Both, modifiable risk factors (such as stress, smoking, inappropriate alcohol consumption, malnutrition, obesity, diabetes, and cardiovascular disease) and non-modifiable risk factors (such as genetic diseases and aging), have been identified in the process of impaired wound healing, which calls for implementation of PPPM approach in this area [100]. Individual risk factors, causality, functional interrelationships, molecular signature, predictive diagnosis, and primary and secondary prevention are all crucial in approach to impaired wound healing [34].

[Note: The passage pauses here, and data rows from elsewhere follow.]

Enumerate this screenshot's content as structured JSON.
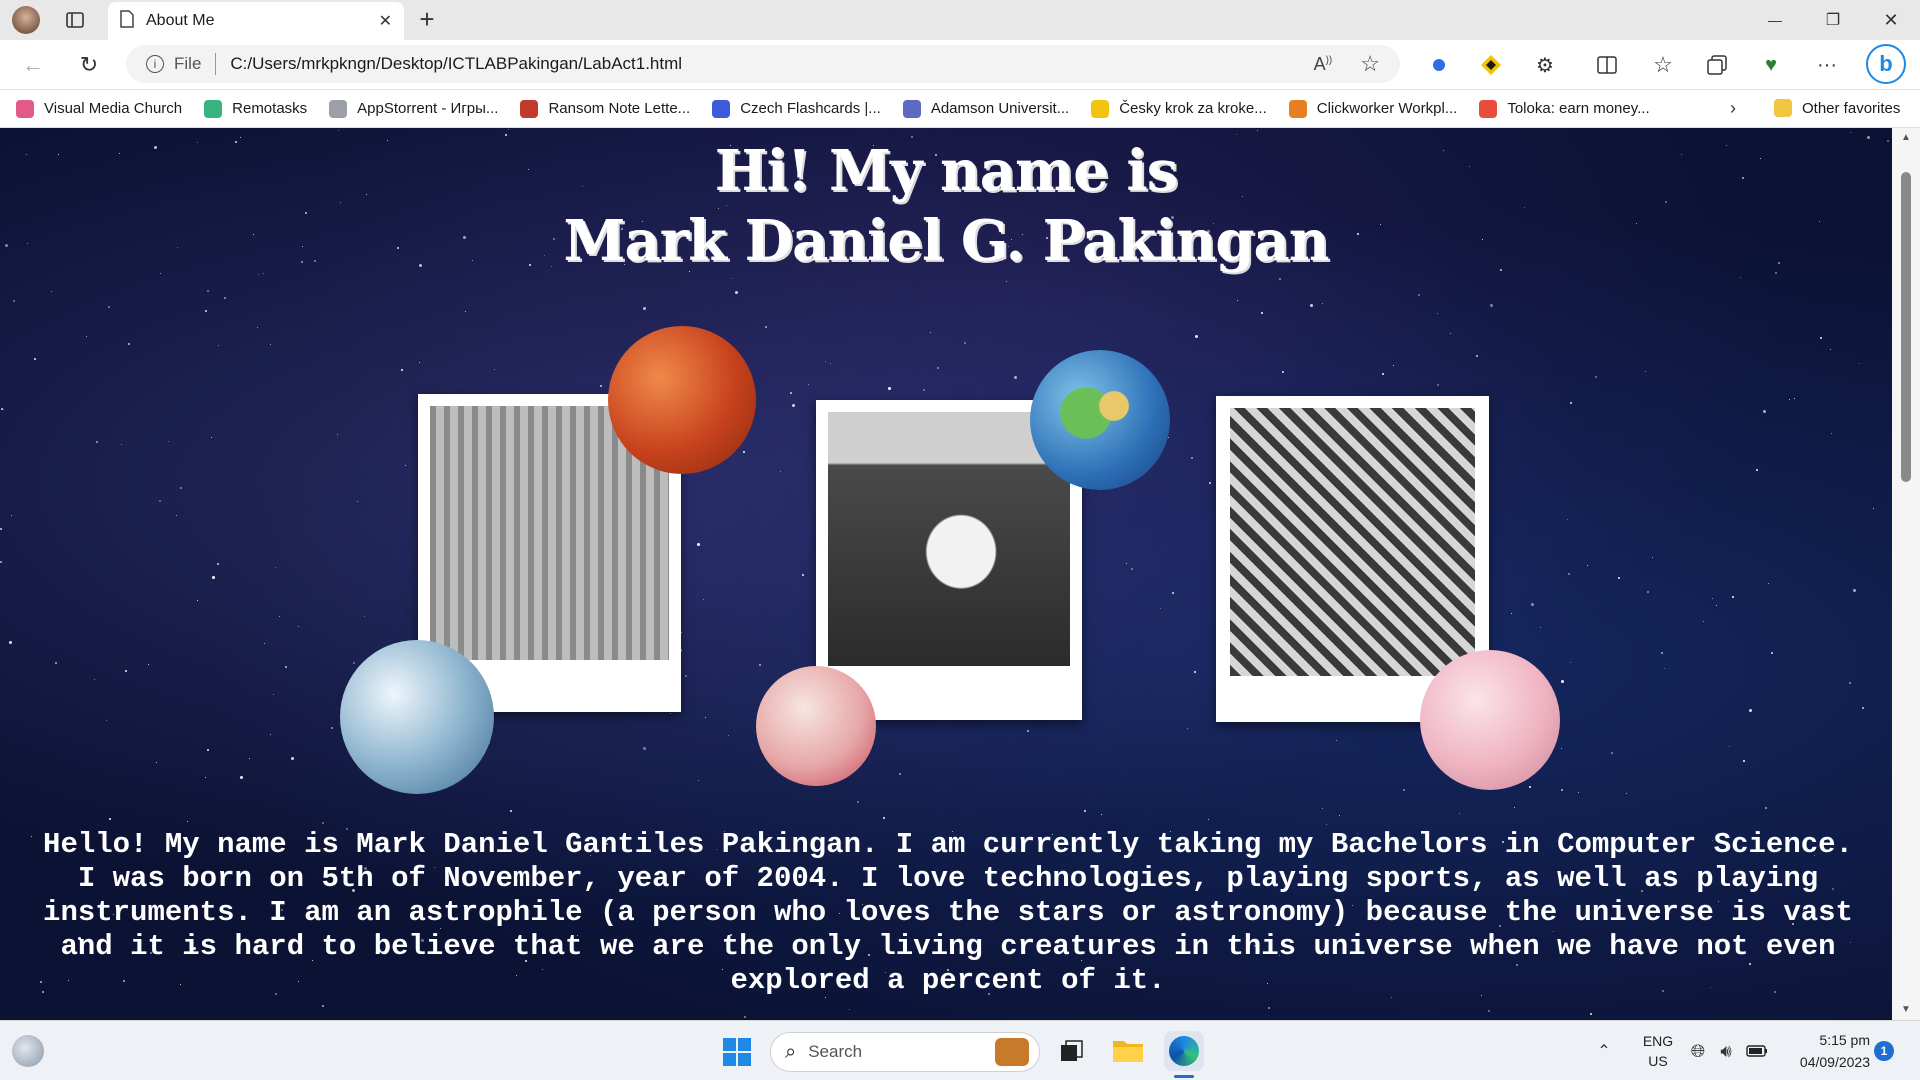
{
  "tab": {
    "title": "About Me",
    "close": "✕",
    "new_tab": "+"
  },
  "window_controls": {
    "minimize": "—",
    "restore": "❐",
    "close": "✕"
  },
  "address": {
    "scheme": "File",
    "url": "C:/Users/mrkpkngn/Desktop/ICTLABPakingan/LabAct1.html"
  },
  "favorites": [
    {
      "label": "Visual Media Church",
      "color": "#e25a8a"
    },
    {
      "label": "Remotasks",
      "color": "#36b37e"
    },
    {
      "label": "AppStorrent - Игры...",
      "color": "#9aa0a6"
    },
    {
      "label": "Ransom Note Lette...",
      "color": "#c0392b"
    },
    {
      "label": "Czech Flashcards |...",
      "color": "#3b5bdb"
    },
    {
      "label": "Adamson Universit...",
      "color": "#5c6bc0"
    },
    {
      "label": "Česky krok za kroke...",
      "color": "#f1c40f"
    },
    {
      "label": "Clickworker Workpl...",
      "color": "#e67e22"
    },
    {
      "label": "Toloka: earn money...",
      "color": "#e74c3c"
    }
  ],
  "other_favorites": "Other favorites",
  "page": {
    "heading_line1": "Hi! My name is",
    "heading_line2": "Mark Daniel G. Pakingan",
    "bio": "Hello! My name is Mark Daniel Gantiles Pakingan. I am currently taking my Bachelors in Computer Science. I was born on 5th of November, year of 2004. I love technologies, playing sports, as well as playing instruments. I am an astrophile (a person who loves the stars or astronomy) because the universe is vast and it is hard to believe that we are the only living creatures in this universe when we have not even explored a percent of it."
  },
  "taskbar": {
    "search_label": "Search",
    "lang_top": "ENG",
    "lang_bottom": "US",
    "time": "5:15 pm",
    "date": "04/09/2023",
    "notification_count": "1"
  }
}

On the other hand, animal models of wound healing are extremely simplified; almost none of comorbidities and risk factors of impaired wound healing has been modeled on them. Among the important risk factors that were not presented in the majority of models are aging, smoking, malnutrition, obesity, diabetes, and cardiovascular disorders [100, 101].

Myocardial infarction

As a final example, let us take a short look to the MI/stroke models and evaluate the abovementioned confounding factors which were not taken into account while modeling MI/stroke.

  1. a.

    First of all, most of the patients with MI/stroke are old, while most of the animals are young.

  2. b.

    Most of the patients with stroke are suffering from several comorbidities such as hypertension, obesity, and diabetes while models are healthy animals which acutely underwent an arterial temporary blockage procedure.

  3. c.

    A large number of patients with stroke are smokers; none of the animals are.

  4. d.

    Female animals are usually underrepresented in experimental studies but the patients come from both sexes.

  5. e.

    Most of the models are rats and mice and biologically closer species have been rarely used, which increases inter-species discrepancies and decreases the validity of these biologically distant models.

  6. f.

    Timing is a matter of fact in MI/stroke treatment. Pretreatment and immediate treatment are prevalent in models, while in the real world, there is almost no pretreatment for MI/stroke. It happens suddenly and generally only hours after the MI/stroke, treatment will start for most of the patients.

  7. g.

    In experimental studies, the efficacy of treatment in models is evaluated by infarct volume, while the clinical relevance of infarct volume with the patients’ outcome is in doubt. Infarct size has been shown to have a moderate correlation with the patients’ clinical status and outcome [3].

  8. h.

    Preconditioning is of great importance specially in terms of applying recombinant cell protectors such as EPO; nevertheless, preconditioning has not been modeled in animal models of stroke and MI.

  9. i.

    Percentage of cells undergo stunning, and the location of the infarct plays a crucial role in clinical presentation and outcome of the patients. None of these has been reflected in stroke models.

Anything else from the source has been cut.